É de louvar o facto de, apesar dos pesares, os professores permanecerem, a todo o tempo, disponíveis para o diálogo e a negociação. Insatisfeitos, é certo. Porém, a continuar a intransigência do governo, e como já mencionado, mantêm a manifestação prevista para o dia 5 de outubro, o congelamento das notas no final do trimestre, ou mesmo até ao final do ano, dependendo de como evoluírem as negociações, que se deseja, venham a decorrer a contento de ambas as partes.

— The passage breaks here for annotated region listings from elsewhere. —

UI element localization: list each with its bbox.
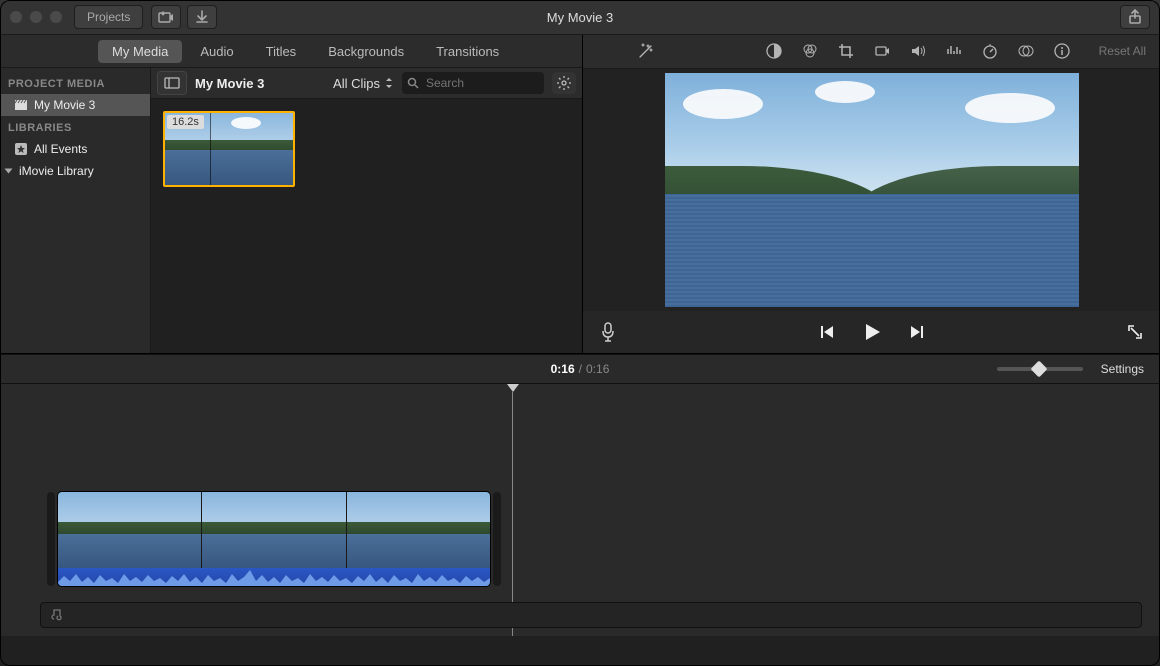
search-icon xyxy=(407,77,419,89)
timeline[interactable] xyxy=(0,384,1160,636)
window-controls xyxy=(10,11,62,23)
sidebar: PROJECT MEDIA My Movie 3 LIBRARIES All E… xyxy=(0,68,151,353)
next-frame-icon[interactable] xyxy=(908,323,926,341)
zoom-slider-knob[interactable] xyxy=(1030,361,1047,378)
voiceover-icon[interactable] xyxy=(599,321,617,343)
playhead-line[interactable] xyxy=(512,392,513,636)
sidebar-item-label: All Events xyxy=(34,142,87,156)
browser-settings-icon[interactable] xyxy=(552,72,576,94)
clapper-icon xyxy=(14,99,28,111)
time-current: 0:16 xyxy=(551,362,575,376)
volume-icon[interactable] xyxy=(909,42,927,60)
time-total: 0:16 xyxy=(586,362,609,376)
import-media-icon[interactable] xyxy=(151,5,181,29)
sidebar-section-project-media: PROJECT MEDIA xyxy=(0,72,150,94)
sort-arrows-icon xyxy=(384,77,394,89)
disclosure-triangle-icon[interactable] xyxy=(5,169,13,174)
music-note-icon xyxy=(49,608,63,622)
play-icon[interactable] xyxy=(860,320,884,344)
clip-audio-waveform[interactable] xyxy=(58,568,490,586)
search-input[interactable] xyxy=(424,75,518,91)
color-balance-icon[interactable] xyxy=(765,42,783,60)
viewer-controls xyxy=(583,311,1160,353)
time-separator: / xyxy=(579,362,582,376)
adjustments-toolbar: Reset All xyxy=(583,35,1160,69)
sidebar-item-label: iMovie Library xyxy=(19,164,94,178)
event-title: My Movie 3 xyxy=(195,76,264,91)
reset-all-button[interactable]: Reset All xyxy=(1099,44,1146,58)
media-header-row: My Movie 3 All Clips xyxy=(151,68,582,99)
close-dot[interactable] xyxy=(10,11,22,23)
titlebar: Projects My Movie 3 xyxy=(0,0,1160,35)
media-browser[interactable]: 16.2s xyxy=(151,99,582,353)
search-field[interactable] xyxy=(402,72,544,94)
timeline-audio-lane[interactable] xyxy=(40,602,1142,628)
clip-trim-handle-right[interactable] xyxy=(493,492,501,586)
clip-filmstrip xyxy=(58,492,490,568)
sidebar-item-imovie-library[interactable]: iMovie Library xyxy=(0,160,150,182)
sidebar-item-label: My Movie 3 xyxy=(34,98,95,112)
zoom-dot[interactable] xyxy=(50,11,62,23)
sidebar-section-libraries: LIBRARIES xyxy=(0,116,150,138)
tab-transitions[interactable]: Transitions xyxy=(422,40,513,63)
timeline-video-clip[interactable] xyxy=(58,492,490,586)
speed-icon[interactable] xyxy=(981,42,999,60)
sidebar-item-all-events[interactable]: All Events xyxy=(0,138,150,160)
viewer-area xyxy=(583,69,1160,311)
share-icon[interactable] xyxy=(1120,5,1150,29)
projects-button[interactable]: Projects xyxy=(74,5,143,29)
fullscreen-icon[interactable] xyxy=(1126,323,1144,341)
timeline-settings-button[interactable]: Settings xyxy=(1101,362,1144,376)
media-tabs: My Media Audio Titles Backgrounds Transi… xyxy=(0,35,582,68)
color-correction-icon[interactable] xyxy=(801,42,819,60)
noise-reduction-icon[interactable] xyxy=(945,42,963,60)
info-icon[interactable] xyxy=(1053,42,1071,60)
playhead-marker-icon[interactable] xyxy=(507,384,519,392)
stabilization-icon[interactable] xyxy=(873,42,891,60)
minimize-dot[interactable] xyxy=(30,11,42,23)
prev-frame-icon[interactable] xyxy=(818,323,836,341)
clips-filter-label: All Clips xyxy=(333,76,380,91)
sidebar-toggle-icon[interactable] xyxy=(157,71,187,95)
download-icon[interactable] xyxy=(187,5,217,29)
timeline-status-bar: 0:16 / 0:16 Settings xyxy=(0,354,1160,384)
clip-trim-handle-left[interactable] xyxy=(47,492,55,586)
tab-titles[interactable]: Titles xyxy=(252,40,311,63)
clip-filter-icon[interactable] xyxy=(1017,42,1035,60)
tab-backgrounds[interactable]: Backgrounds xyxy=(314,40,418,63)
preview-viewer[interactable] xyxy=(665,73,1079,307)
tab-my-media[interactable]: My Media xyxy=(98,40,182,63)
timeline-zoom-slider[interactable] xyxy=(997,367,1083,371)
clips-filter-dropdown[interactable]: All Clips xyxy=(333,76,394,91)
media-clip-thumbnail[interactable]: 16.2s xyxy=(163,111,295,187)
crop-icon[interactable] xyxy=(837,42,855,60)
tab-audio[interactable]: Audio xyxy=(186,40,247,63)
star-icon xyxy=(14,142,28,156)
sidebar-item-project[interactable]: My Movie 3 xyxy=(0,94,150,116)
clip-duration-badge: 16.2s xyxy=(167,115,204,129)
enhance-wand-icon[interactable] xyxy=(637,42,655,60)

Lamentavelmente, da parte do governo, não tem havido nem eficiência, nem eficácia. Até poderia ser eficaz, sem ser eficiente, mas não tem conseguido. O ministro da Educação defende que foram realizadas mais de dez reuniões com os sindicatos. Para o primeiro ministro, foram mais de quinze encontros. Bem que podiam entrar em consenso, nesta contabilidade. De qualquer forma, e independentemente da estimativa de um ou de outro, o resultado é pífio, para não dizer nulo. Outro exemplo, e a despeito dos avultados investimentos feitos na segurança, não se vê nenhum efeito positivo. Da mesma forma, o governo obeso, não entrega, necessariamente, grandes resultados, muito pelo contrário. Pois é, algo de errado não está muito certo!

Em conclusão, só mudando de postura se consegue conferir dignidade à classe docente, cativar os melhores e elevar a qualidade do nosso ensino. Como impedir que, todos os anos, professores continuem a abandonar as salas de aulas? Não podemos pretender fazer tudo igual e almejar resultados diferentes. Para o governo, negociar é uma chatice! Como seria maravilhoso não ter sindicatos, não ter protestos e não ter direitos laborais! Porém, os professores não podem ser descartáveis. E nem descartados. A bola está lá pelos lados da Várzea.  Será que iremos conseguir sair dessa?